According to the Commodities Futures Trading Commission, Bankman-Fried started using customer funds soon after founding FTX.com in April 2019 to generate profits for Alameda Research. Alameda did not have permission to use customer funds to comingle with Alameda’s funds to bet on the direction of cryptocurrencies or use them as collateral for arbitrage opportunities. According to the CFTC, using customer money by Alameda Research constitutes fraud. Bankman-Fried has also been indicted by a Federal Grand Jury in the South District of New York, which is part of the U.S. Justice Department.

Alameda Research was also a market maker for FTX.com. The hedge fund would buy and sell cryptocurrencies on the exchange, providing liquidity to FTX.com customers. Bankman-Fried allowed Alemeda Research to run a negative balance where it did not have to post margin when the equity in its account grew to a negative balance level. No other customer at FTX.com was allowed to run a negative balance. For a broker to remain solvent, it needs to ensure that each customer has the appropriate capital in its account so a broker is not on the hook for realized losses. Regulators accuse Bankman-Fried of stacking the deck in Alameda’s favor. Court filings also show that Alameda produced horrible returns. Throughout its lifetime, the fund lost over $3.7 billion.

Alameda created tokens which were loans that provided interest to its owners. The issue was that the tokens were illiquid similar to the collateralized loan obligations (CLO) used by banks during the financial crisis. Recall that, ahead of the financial crisis; banks were creating a product called CLO, a basket of subprime loans.
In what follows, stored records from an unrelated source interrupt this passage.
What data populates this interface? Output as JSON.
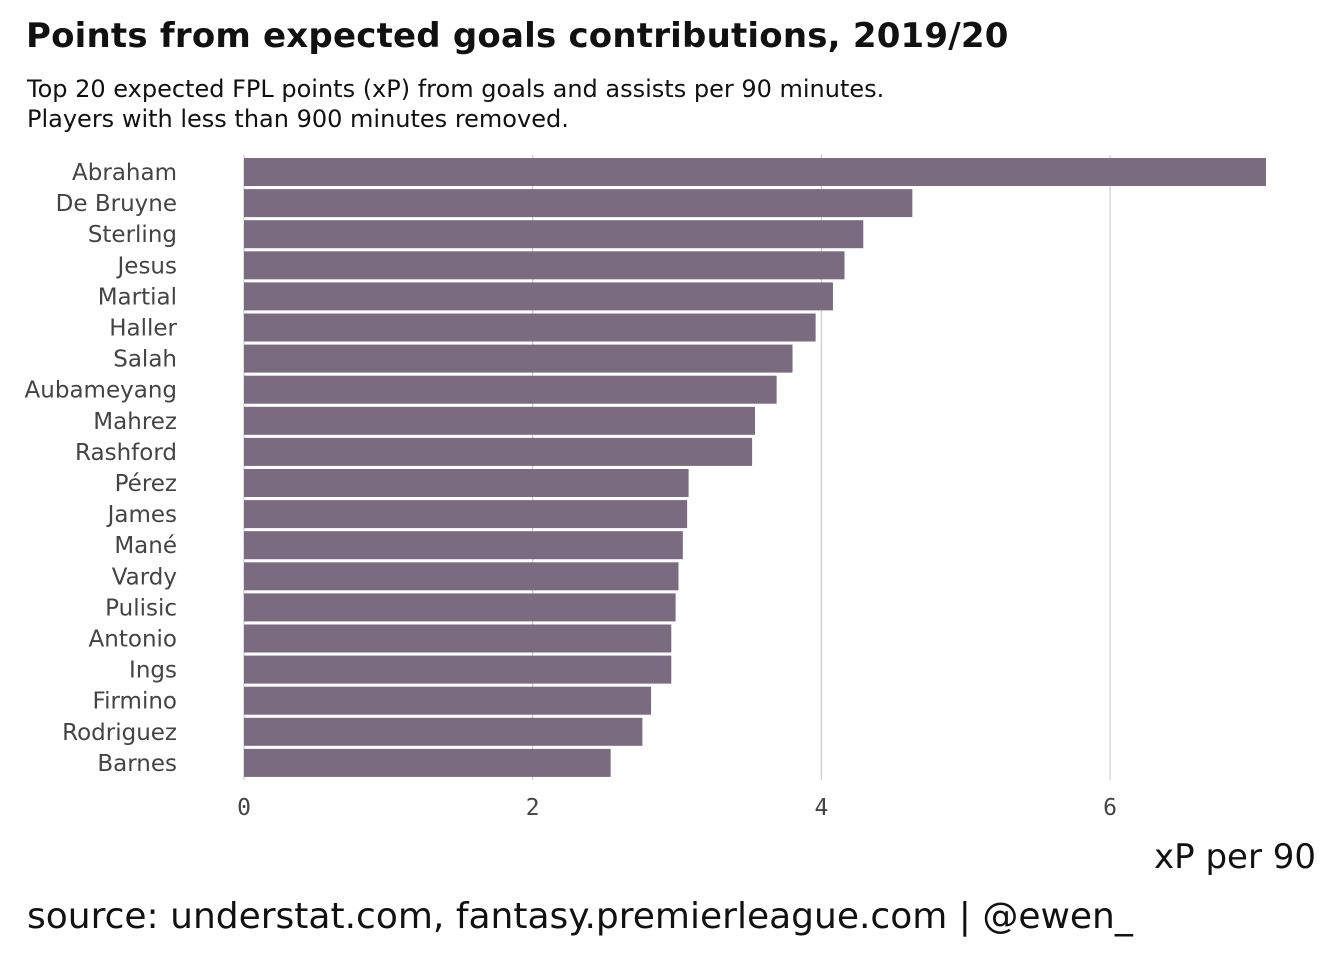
{
  "title": "Points from expected goals contributions, 2019/20",
  "subtitle": {
    "line1": "Top 20 expected FPL points (xP) from goals and assists per 90 minutes.",
    "line2": "Players with less than 900 minutes removed."
  },
  "caption": "source: understat.com, fantasy.premierleague.com | @ewen_",
  "colors": {
    "bar": "#7a6b80",
    "grid": "#d0d0d0",
    "text": "#111111",
    "label": "#444444"
  },
  "chart_data": {
    "type": "bar",
    "orientation": "horizontal",
    "categories": [
      "Abraham",
      "De Bruyne",
      "Sterling",
      "Jesus",
      "Martial",
      "Haller",
      "Salah",
      "Aubameyang",
      "Mahrez",
      "Rashford",
      "Pérez",
      "James",
      "Mané",
      "Vardy",
      "Pulisic",
      "Antonio",
      "Ings",
      "Firmino",
      "Rodriguez",
      "Barnes"
    ],
    "values": [
      7.08,
      4.63,
      4.29,
      4.16,
      4.08,
      3.96,
      3.8,
      3.69,
      3.54,
      3.52,
      3.08,
      3.07,
      3.04,
      3.01,
      2.99,
      2.96,
      2.96,
      2.82,
      2.76,
      2.54
    ],
    "xlabel": "xP per 90",
    "ylabel": "",
    "xlim": [
      0,
      7.08
    ],
    "xticks": [
      "0",
      "2",
      "4",
      "6"
    ],
    "grid": "vertical",
    "legend": "none"
  }
}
They used a mark-to-model technique but could not sell these products in the open market once the housing market started to soften.

According to the CFTC, the FTT token that Alameda created was illiquid and could not be sold at the price that FTX.com claimed they were worth. Any attempt to sell these tokens would have generated a considerable price drop in FTT. The upshot was that Alameda did not have enough liquid assets to service its outstanding loans. As losses at Alameda piled up, Bankman-Fried ordered Alameda to increase the use of customer assets to cover its outstanding debt. By mid-2022, Alameda owed FTX $8 billion for the customer money it had been using.

On November 2, 2022, a cryptocurrency trade publication, CoinDesk, published Alameda’s balance sheet and investors started withdrawing their capital. Since Alameda relied on customer funds, the massive withdrawal of funds created a hole in the liquidity that Alameda relied on. The final straw broke when a former investor, Biances exchange, said they would liquidate all of the FTT tokens they had on their books. The sell-off in the token created a massive liquidation by Alameda of all of its assets, putting downward pressure on all cryptocurrencies. Initially, there was no admission that there was a problem, but on November 8, 2022, the shortfall in the amount Alameda owed FTX.com grew to $8 billion. Bankman-Fried scrambled to find a rescue package, but there were no saviors, and FTX.com needed to file for Bankruptcy. According to the CFTC, billions of dollars of customers’ funds are missing. 

Can We Trust Exchanges Going Forward

The loss of customer capital will sting many investors for a considerable period, and the industry will likely pay the price for Bankman-Frieds transgressions. The issue, in this case, was a bad apple that tried to take advantage of customers to build a cryptocurrency empire. While Bankman-Fried and his associates will likely spend considerable time in prison, the market will likely rebound as customers look for regulators to oversee customer funds. In the United States, an exchange like Coindesk is regulated by the CFTC and the Federal Reserve. Many other crypto exchanges are regulated. Customers will ask many more questions about the oversight of cryptocurrency and how it can be protected in the event of fraud. For example, SiPC is the Securities Investor Protection Corporation in the United States that ensures a brokerage account of up to $500,000. Investors caught up in the Madoff scandal had brokerage accounts protected to the maximum. In time, regulators will like to find a solution that protects investors who want to invest in cryptocurrencies through crypto exchanges.